Question one sat there, simple on the surface, the kind of prompt to ease students in. But even as she began reading it, irritation flickered in her. Not because the question was hard, but because it was too easy. Her pen hovered for half a second longer than necessary. Around her, the room stayed quiet except for the soft rhythm of writing and the occasional shift of a chair.
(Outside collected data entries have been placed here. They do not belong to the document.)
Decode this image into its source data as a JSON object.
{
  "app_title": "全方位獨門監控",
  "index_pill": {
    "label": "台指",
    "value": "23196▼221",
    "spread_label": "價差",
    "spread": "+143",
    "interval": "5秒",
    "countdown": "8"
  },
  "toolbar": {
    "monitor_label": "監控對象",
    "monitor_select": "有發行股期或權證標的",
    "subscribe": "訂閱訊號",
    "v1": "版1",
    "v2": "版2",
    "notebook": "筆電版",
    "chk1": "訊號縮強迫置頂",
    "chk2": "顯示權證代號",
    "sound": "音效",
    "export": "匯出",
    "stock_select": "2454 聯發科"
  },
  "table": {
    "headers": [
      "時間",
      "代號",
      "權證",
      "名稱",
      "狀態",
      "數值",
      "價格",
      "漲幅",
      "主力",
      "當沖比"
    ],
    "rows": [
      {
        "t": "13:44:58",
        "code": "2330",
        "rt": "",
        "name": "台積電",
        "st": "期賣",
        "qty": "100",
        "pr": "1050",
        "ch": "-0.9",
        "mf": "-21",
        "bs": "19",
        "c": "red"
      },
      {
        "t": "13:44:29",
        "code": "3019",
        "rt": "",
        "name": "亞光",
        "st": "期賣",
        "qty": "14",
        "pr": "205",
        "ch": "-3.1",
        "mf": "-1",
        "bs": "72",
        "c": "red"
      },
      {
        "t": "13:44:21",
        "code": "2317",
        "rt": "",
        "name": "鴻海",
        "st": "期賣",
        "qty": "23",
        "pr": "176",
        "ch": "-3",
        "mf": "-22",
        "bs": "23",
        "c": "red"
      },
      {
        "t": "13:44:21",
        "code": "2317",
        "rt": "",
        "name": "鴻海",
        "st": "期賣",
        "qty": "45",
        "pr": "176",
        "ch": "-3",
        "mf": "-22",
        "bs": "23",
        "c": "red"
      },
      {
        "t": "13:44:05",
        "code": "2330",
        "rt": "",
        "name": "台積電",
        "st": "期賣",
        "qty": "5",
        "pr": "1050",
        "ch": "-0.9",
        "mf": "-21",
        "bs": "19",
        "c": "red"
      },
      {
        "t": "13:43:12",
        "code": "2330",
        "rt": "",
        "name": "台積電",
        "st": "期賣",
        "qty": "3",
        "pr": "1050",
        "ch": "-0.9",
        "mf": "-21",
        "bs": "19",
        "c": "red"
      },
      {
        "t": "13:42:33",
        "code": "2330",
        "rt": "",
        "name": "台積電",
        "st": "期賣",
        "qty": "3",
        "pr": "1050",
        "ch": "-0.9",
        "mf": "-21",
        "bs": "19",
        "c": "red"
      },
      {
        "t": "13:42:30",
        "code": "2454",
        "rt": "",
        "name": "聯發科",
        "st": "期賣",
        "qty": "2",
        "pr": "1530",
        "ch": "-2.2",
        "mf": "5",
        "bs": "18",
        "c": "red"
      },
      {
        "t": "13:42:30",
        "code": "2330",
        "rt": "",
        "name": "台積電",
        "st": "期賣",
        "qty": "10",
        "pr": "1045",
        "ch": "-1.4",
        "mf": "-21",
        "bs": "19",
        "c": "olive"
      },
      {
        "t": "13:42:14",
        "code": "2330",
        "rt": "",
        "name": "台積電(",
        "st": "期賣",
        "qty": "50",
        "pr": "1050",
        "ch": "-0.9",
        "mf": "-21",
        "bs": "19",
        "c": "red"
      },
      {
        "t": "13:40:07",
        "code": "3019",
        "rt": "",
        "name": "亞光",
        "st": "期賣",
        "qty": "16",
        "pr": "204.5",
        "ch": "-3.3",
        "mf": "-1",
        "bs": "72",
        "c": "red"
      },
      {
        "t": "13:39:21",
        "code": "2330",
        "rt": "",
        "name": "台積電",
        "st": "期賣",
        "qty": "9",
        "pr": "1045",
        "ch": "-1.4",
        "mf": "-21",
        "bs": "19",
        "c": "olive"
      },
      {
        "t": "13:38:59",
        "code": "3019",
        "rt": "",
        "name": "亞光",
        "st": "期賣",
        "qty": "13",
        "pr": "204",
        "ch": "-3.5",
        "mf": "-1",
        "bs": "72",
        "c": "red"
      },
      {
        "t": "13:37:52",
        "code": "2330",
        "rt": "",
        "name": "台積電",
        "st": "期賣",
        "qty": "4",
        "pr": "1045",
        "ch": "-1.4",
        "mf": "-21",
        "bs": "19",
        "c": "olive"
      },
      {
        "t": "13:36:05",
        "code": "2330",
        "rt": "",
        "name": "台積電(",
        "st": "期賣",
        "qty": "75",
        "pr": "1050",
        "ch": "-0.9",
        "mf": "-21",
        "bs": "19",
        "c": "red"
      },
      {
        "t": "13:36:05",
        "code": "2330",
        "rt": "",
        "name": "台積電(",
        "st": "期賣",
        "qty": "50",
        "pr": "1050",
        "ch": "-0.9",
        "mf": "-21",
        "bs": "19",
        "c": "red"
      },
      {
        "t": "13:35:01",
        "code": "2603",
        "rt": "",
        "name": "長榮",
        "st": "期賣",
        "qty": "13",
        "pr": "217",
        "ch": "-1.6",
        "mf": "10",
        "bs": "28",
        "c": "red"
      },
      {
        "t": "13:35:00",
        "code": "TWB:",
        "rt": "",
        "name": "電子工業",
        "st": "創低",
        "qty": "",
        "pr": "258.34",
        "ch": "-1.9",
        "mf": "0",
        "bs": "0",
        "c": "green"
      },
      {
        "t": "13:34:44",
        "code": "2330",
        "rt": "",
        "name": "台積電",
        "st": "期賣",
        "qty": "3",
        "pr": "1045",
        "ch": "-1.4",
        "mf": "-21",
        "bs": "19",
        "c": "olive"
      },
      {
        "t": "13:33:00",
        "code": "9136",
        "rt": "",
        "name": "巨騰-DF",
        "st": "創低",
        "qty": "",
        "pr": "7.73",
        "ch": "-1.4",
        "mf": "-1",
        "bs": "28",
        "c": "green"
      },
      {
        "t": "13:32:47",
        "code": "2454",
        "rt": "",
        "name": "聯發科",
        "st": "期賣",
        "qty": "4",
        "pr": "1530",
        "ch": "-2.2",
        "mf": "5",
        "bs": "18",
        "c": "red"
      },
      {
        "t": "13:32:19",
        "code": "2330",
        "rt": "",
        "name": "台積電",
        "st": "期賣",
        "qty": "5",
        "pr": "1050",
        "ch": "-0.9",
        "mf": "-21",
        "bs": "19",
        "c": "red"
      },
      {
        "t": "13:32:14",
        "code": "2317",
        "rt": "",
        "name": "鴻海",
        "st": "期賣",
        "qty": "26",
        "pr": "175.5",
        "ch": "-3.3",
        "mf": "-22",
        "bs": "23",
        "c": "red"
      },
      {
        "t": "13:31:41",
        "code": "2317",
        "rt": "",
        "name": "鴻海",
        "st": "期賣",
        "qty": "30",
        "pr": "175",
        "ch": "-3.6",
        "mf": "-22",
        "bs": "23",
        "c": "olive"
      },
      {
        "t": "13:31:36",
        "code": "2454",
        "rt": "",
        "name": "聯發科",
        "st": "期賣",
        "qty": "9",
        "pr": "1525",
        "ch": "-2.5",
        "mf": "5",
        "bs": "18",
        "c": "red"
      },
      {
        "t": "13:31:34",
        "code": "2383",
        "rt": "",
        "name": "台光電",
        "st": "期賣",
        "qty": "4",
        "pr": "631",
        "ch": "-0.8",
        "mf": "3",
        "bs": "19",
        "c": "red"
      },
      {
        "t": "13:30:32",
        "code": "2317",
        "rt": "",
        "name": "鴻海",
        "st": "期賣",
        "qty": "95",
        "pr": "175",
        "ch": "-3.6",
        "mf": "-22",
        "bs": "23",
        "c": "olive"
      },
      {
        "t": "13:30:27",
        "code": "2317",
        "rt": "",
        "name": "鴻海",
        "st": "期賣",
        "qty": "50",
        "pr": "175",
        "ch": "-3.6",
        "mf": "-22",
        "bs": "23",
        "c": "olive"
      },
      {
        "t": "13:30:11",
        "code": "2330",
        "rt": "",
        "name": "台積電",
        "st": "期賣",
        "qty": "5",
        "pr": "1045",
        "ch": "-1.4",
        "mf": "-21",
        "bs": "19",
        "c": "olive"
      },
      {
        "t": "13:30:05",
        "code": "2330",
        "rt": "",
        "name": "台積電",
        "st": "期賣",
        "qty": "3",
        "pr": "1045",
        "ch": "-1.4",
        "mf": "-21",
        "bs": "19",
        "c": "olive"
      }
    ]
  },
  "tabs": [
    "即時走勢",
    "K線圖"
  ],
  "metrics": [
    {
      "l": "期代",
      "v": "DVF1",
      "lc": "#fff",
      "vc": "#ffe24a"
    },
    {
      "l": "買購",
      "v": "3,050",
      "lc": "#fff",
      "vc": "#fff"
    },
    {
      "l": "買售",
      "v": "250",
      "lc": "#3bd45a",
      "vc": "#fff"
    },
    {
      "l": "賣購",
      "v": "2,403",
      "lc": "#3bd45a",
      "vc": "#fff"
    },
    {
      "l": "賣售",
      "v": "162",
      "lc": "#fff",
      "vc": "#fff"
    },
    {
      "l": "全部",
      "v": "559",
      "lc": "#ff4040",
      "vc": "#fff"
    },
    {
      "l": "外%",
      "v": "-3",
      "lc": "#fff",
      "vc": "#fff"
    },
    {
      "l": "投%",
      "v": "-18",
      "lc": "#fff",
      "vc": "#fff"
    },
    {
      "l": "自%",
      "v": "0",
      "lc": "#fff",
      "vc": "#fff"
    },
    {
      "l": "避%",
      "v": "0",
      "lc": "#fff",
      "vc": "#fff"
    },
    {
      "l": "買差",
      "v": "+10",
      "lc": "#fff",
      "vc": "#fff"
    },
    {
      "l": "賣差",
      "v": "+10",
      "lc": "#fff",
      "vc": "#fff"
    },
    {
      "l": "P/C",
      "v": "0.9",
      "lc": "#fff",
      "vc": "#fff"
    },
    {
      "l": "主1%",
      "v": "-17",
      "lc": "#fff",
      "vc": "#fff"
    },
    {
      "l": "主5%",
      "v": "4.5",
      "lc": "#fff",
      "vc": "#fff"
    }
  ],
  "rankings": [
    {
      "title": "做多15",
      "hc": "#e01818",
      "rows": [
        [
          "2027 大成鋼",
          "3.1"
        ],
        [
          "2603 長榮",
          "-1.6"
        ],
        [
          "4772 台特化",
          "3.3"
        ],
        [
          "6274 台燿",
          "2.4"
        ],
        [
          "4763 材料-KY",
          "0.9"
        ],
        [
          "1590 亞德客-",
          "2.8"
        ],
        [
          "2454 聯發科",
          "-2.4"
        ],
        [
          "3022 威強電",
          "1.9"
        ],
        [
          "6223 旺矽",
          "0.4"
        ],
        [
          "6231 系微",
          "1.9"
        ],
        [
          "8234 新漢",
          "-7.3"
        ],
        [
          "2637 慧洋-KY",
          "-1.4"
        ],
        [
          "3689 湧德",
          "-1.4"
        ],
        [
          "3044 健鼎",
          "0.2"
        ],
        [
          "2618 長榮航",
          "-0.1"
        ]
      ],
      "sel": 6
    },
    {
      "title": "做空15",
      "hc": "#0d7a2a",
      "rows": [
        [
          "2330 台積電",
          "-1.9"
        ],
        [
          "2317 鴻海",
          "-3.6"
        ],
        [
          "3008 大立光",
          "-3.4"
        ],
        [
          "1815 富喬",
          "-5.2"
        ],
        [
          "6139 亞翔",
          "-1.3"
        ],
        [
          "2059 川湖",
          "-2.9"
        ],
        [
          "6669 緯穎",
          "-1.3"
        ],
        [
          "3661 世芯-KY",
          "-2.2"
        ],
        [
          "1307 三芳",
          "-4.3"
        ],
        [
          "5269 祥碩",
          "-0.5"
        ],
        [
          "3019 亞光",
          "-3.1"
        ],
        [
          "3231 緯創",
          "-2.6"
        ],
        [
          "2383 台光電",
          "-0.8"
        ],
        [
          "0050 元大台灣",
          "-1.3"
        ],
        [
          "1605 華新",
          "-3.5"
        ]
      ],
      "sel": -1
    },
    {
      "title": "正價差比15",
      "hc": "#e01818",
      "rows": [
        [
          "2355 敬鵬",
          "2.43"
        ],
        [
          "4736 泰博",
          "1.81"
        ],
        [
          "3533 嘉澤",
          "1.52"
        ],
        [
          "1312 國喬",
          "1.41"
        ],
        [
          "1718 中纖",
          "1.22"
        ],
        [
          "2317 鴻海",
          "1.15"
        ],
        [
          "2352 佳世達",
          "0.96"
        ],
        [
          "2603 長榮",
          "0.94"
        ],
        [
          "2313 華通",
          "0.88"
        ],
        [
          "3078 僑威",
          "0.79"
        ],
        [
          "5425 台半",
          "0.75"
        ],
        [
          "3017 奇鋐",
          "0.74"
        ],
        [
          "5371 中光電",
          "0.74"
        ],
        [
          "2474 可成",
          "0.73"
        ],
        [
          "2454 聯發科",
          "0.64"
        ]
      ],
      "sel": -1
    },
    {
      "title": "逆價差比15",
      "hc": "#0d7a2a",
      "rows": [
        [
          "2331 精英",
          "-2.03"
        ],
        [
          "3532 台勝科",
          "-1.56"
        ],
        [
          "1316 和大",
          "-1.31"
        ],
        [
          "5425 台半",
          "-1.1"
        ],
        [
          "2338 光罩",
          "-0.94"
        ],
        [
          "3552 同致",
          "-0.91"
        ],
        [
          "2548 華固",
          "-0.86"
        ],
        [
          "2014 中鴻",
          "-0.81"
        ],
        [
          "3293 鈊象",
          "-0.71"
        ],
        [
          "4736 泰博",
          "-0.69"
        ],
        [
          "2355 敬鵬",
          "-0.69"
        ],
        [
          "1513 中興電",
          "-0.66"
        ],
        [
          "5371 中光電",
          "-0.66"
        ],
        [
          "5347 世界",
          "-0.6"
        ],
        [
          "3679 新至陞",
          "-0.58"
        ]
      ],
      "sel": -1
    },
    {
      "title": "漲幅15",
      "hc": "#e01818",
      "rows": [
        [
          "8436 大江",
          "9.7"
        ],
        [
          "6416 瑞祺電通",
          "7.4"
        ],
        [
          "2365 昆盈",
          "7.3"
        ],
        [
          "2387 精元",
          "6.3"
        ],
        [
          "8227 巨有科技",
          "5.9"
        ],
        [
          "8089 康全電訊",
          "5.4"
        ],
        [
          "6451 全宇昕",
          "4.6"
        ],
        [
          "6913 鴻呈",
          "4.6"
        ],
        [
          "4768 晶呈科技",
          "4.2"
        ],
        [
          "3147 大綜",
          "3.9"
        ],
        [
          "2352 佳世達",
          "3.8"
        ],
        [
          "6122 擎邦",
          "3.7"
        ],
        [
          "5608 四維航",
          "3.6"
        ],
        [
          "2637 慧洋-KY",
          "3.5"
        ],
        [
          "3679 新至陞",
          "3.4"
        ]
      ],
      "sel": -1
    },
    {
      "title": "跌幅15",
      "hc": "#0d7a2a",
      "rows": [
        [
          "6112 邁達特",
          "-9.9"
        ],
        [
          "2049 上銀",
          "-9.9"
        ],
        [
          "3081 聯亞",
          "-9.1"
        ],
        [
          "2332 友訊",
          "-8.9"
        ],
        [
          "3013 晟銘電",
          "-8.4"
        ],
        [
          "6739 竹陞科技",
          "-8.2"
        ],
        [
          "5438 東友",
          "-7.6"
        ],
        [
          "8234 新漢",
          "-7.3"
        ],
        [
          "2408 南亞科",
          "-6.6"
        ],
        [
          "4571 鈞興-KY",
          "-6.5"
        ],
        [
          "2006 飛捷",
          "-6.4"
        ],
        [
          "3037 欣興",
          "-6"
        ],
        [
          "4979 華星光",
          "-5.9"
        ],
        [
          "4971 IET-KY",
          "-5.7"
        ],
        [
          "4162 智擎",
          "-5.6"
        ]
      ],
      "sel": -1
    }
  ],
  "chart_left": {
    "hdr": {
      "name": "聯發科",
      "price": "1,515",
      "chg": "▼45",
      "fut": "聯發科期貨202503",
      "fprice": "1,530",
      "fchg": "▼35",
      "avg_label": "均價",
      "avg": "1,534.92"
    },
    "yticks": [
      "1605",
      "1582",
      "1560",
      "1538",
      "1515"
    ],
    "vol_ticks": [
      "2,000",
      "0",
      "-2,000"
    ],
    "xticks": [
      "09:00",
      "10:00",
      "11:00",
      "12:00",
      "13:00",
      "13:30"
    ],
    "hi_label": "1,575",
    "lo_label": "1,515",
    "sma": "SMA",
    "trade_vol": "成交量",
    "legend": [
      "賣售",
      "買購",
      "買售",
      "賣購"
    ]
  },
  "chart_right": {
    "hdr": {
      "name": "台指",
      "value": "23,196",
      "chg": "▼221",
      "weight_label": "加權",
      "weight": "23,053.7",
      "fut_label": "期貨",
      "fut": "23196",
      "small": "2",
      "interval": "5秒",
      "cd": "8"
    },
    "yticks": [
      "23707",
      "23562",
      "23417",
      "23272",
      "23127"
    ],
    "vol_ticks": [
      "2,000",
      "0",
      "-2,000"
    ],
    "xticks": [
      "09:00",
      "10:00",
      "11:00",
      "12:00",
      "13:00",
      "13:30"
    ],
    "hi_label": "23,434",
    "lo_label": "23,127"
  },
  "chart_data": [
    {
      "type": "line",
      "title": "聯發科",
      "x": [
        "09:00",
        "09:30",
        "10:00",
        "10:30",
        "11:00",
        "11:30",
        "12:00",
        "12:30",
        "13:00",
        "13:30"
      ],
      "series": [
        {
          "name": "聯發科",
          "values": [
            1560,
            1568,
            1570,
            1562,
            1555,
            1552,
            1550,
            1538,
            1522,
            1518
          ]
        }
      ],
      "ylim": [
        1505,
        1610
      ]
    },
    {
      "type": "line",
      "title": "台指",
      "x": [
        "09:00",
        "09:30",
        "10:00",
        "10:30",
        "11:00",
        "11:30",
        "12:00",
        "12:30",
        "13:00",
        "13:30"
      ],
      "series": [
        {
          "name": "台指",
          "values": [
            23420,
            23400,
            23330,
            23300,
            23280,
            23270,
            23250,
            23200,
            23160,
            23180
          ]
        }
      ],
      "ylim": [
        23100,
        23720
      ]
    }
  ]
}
The professor continued pacing slowly and steadily, eyes moving from student to student, like a quiet reminder that no one was invisible here. Remington refocused on the exam in front of her. Just answer. This was one of her easier exams for the week. She was an Applied Algebra whiz, and that meant this midterm was literally nothing for her to stress over. Before she could have too many more distracting thoughts, she was flying through her questions, and then it happened again, that unwanted feeling of being watched.
She forced herself to breathe. In. Out. You’re fine. It’s just the professor. That’s all. She lifted her eyes just enough to glance toward the front of the room… He wasn’t looking at her. Her chest tightened, too fast. No. No, no, no. She shut her eyes again, trying to force herself back to the beach. But it wasn’t there. Not the way it was before. The waves crashed too loudly. The sky dimmed. The wind picked up, sharp, aggressive, wrong. Even here... she couldn’t find quiet. Her eyes snapped open. Plan B. Grounding. She looked around the room quickly, rows, desks, people, movement. Just find something real. Something normal. Something…… Her breath caught. She froze. Because this time… When her eyes landed, they didn’t slide away. They met someone else’s. And whoever it was. They had already been looking at her. Of course, this is how today is going.